キャスカは立派に見えるけどやっぱりまだお子さまなのに。
「ミディ、そろそろいい加減にしときなさいよ。私、本当に怒るよ?」
「ええ?そう?」
「・・・。」
キャスカの小さい瞳から滴が一滴、二滴垂れ落ちる。
それを見たミディは漸くしまったという顔をする。だが時すでに遅しだ。
「あー。わーるかったって。ごめんなキャスカ。ごめんごめん。許して。」
泣きじゃくるキャスカを目の前にバツを悪くしたミディが何度も謝罪の弁を述べるものの、キャスカは泣き止むそぶりすら見せない。
「今回のはミディが悪いのよ。子供相手に全く大人げないわ。」
「あれ、キャスカって十六ぐらいじゃなかったっけ・・・。」
「まだ十四歳よ。」
そう、キャスカはまだ十四歳で背も低く、例えこの調剤薬局を経営しているとはいえ子供と言ってしまえば子供なのだ。
そんな子供に向かって散々悪戯だの煽り倒すだの酷い事を続ける今日のミディに、私は少し腹が立った。
例え親しい中であっても礼儀は有る筈だから。
「これは何か、そうねえ。プレゼントが要るわね。キャスカ、何が欲しい?ミディが何でも買ってくれるって言ってるわよ。」
「・・・なんでも?」
「いや、リエラ、何でもっていうのはちょっと・・・。」
「ふーん?ミディ、それでいいの?近所のおば様方にキャスカを泣かせたって、口走っちゃうかもなあ?」
キャスカは小さい頃にこの辺りで数多くの悪戯をこなした、いわばお尋ね者である。
其れゆえにキャスカは近所のおば様方には頭が上がらない。
何かあれば比喩表現でも何でもなく、お尻ぺんぺんの刑だから。
「じゃあ、今度の探検の取り分無しで・・・。
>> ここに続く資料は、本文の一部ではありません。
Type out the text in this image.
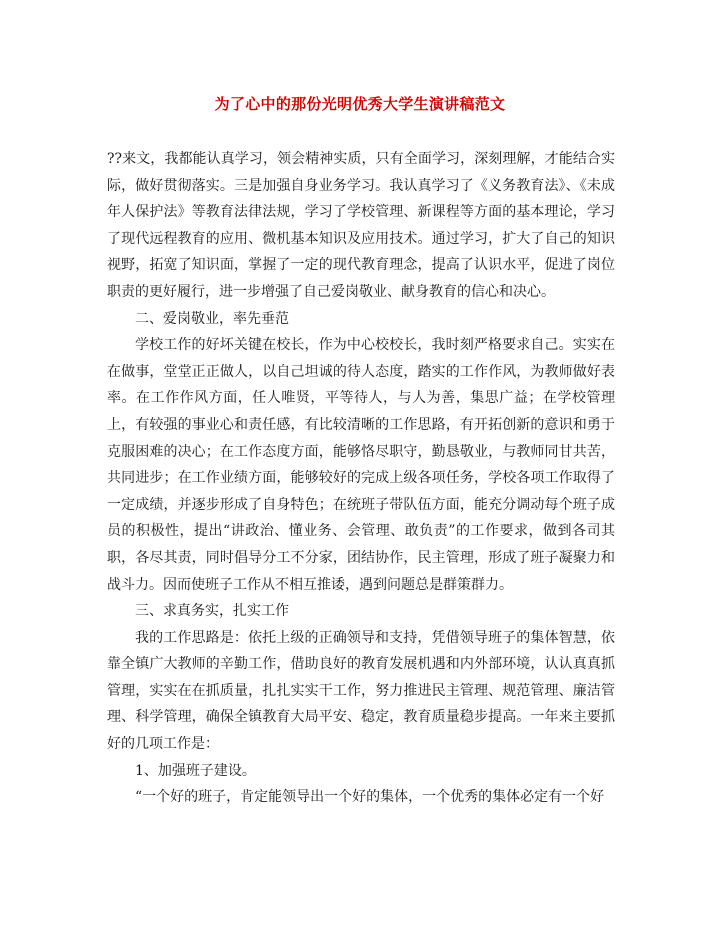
为了心中的那份光明优秀大学生演讲稿范文

??来文，我都能认真学习，领会精神实质，只有全面学习，深刻理解，才能结合实际，做好贯彻落实。三是加强自身业务学习。我认真学习了《义务教育法》、《未成年人保护法》等教育法律法规，学习了学校管理、新课程等方面的基本理论，学习了现代远程教育的应用、微机基本知识及应用技术。通过学习，扩大了自己的知识视野，拓宽了知识面，掌握了一定的现代教育理念，提高了认识水平，促进了岗位职责的更好履行，进一步增强了自己爱岗敬业、献身教育的信心和决心。

二、爱岗敬业，率先垂范

学校工作的好坏关键在校长，作为中心校校长，我时刻严格要求自己。实实在在做事，堂堂正正做人，以自己坦诚的待人态度，踏实的工作作风，为教师做好表率。在工作作风方面，任人唯贤，平等待人，与人为善，集思广益；在学校管理上，有较强的事业心和责任感，有比较清晰的工作思路，有开拓创新的意识和勇于克服困难的决心；在工作态度方面，能够恪尽职守，勤恳敬业，与教师同甘共苦，共同进步；在工作业绩方面，能够较好的完成上级各项任务，学校各项工作取得了一定成绩，并逐步形成了自身特色；在统班子带队伍方面，能充分调动每个班子成员的积极性，提出“讲政治、懂业务、会管理、敢负责”的工作要求，做到各司其职，各尽其责，同时倡导分工不分家，团结协作，民主管理，形成了班子凝聚力和战斗力。因而使班子工作从不相互推诿，遇到问题总是群策群力。

三、求真务实，扎实工作

我的工作思路是：依托上级的正确领导和支持，凭借领导班子的集体智慧，依靠全镇广大教师的辛勤工作，借助良好的教育发展机遇和内外部环境，认认真真抓管理，实实在在抓质量，扎扎实实干工作，努力推进民主管理、规范管理、廉洁管理、科学管理，确保全镇教育大局平安、稳定，教育质量稳步提高。一年来主要抓好的几项工作是：

1、加强班子建设。

“一个好的班子，肯定能领导出一个好的集体，一个优秀的集体必定有一个好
」
「いやあ、それはちょっと勘弁願いたいなあ。タダ働きじゃないか。」
「でも、それぐらいの事はしたわよ。ミディ。」
「うう・・・。そこを何とか・・・。」
ミディは財布の中身をすっからかんにしてしまった時のような苦しい表情をして、キャスカに懇願する。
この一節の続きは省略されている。